La demande des enseignants ne se limite pas au simple paiement des arriérés. Elle appelle à une refonte du système même de rémunération. En effet, les éducateurs de Kasongo en appellent au gouvernement pour qu’il change les agences de paie, actuellement assurées par la CARITAS et l’UFOD. Cette méfiance envers les intermédiaires traduit un profond besoin de transparence et de fiabilité. Parallèlement, ils encouragent l’État à honorer ses engagements concernant les frais de fonctionnement et, surtout, la fameuse prime de gratuité pour les enseignants du primaire, notamment pour les mois de mai et d’octobre 2025. Cette prime, cruciale dans le cadre de la politique de gratuité de l’enseignement de base, est un levier essentiel pour la motivation et la stabilité des personnels.
Mais quelles sont les conséquences réelles de ces retards de paiement sur le terrain pédagogique ? Il est facile d’imaginer le découragement qui peut s’emparer d’un enseignant devant jongler entre ses obligations professionnelles et des soucis financiers pressants. La qualité de l’enseignement, l’assiduité des professeurs et, in fine, l’avenir des élèves sont en jeu. Ce contentieux latent autour des salaires et des primes dans l’éducation en RDC crée un climat délétère qui mine les fondations d’un système déjà fragile.
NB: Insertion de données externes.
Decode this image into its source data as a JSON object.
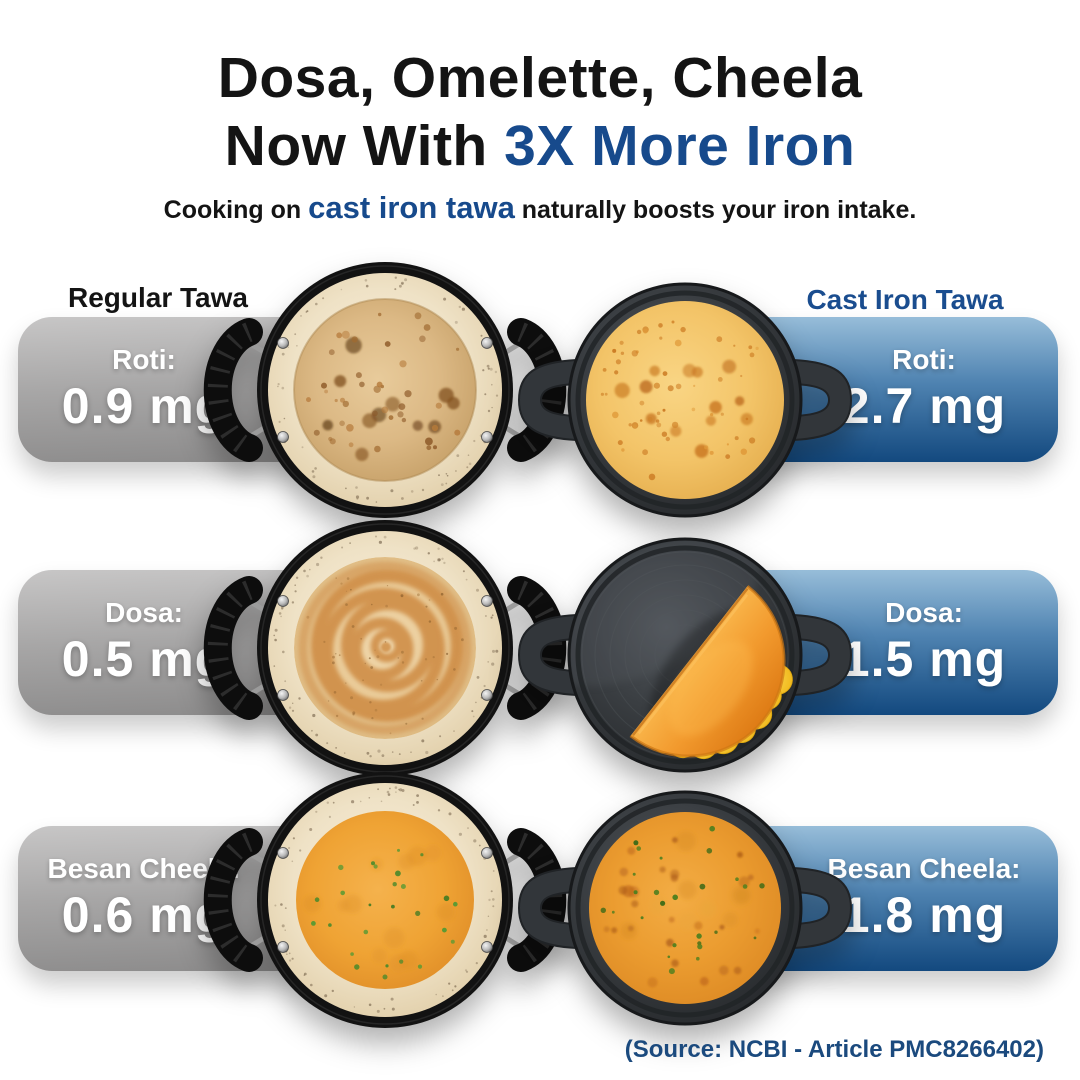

Quand les éducateurs doivent se battre pour leur propre survie économique, comment peuvent-ils se concentrer pleinement sur l’éveil intellectuel de leurs élèves ?
Le rôle du syndicat SYECO dans ce dossier est primordial. En se portant garant des revendications et en structurant la parole collective, il offre un canal de négociation indispensable. Son intervention sur les questions de contentieux en éducation en RDC met en lumière des dysfonctionnements systémiques qui nécessitent une réponse coordonnée et durable. L’appel lancé par les enseignants de Kasongo est donc bien plus qu’une simple réclamation pécuniaire ; c’est un cri d’alarme pour la dignité de la profession et pour l’avenir de l’école congolaise.
À l’heure où la République Démocratique du Congo affiche ses ambitions pour son système éducatif, les problèmes concrets de paiement des salaires des enseignants dans des zones comme Kasongo rappellent que les meilleures politiques butent sur des réalités logistiques et administratives complexes. La résolution de ce conflit sera un test significatif de la capacité des autorités à traduire les engagements en actes tangibles pour ceux qui font vivre l’école au quotidien. L’enjeu dépasse la simple paie du mois : il touche à la crédibilité même de la réforme éducative et à la confiance entre l’État et ses enseignants.
En conclusion, la situation à Kasongo sert de révélateur aux tensions persistantes dans le secteur de l’éducation nationale. La mobilisation des enseignants et du syndicat SYECO doit être entendue comme une opportunité de réforme et de dialogue. Garantir un paiement régulier et transparent des salaires et des primes, comme celle de la gratuité au Maniema, n’est pas une faveur, mais une condition sine qua non pour une éducation de qualité et équitable. L’avenir de plusieurs générations d’élèves congolais en dépend.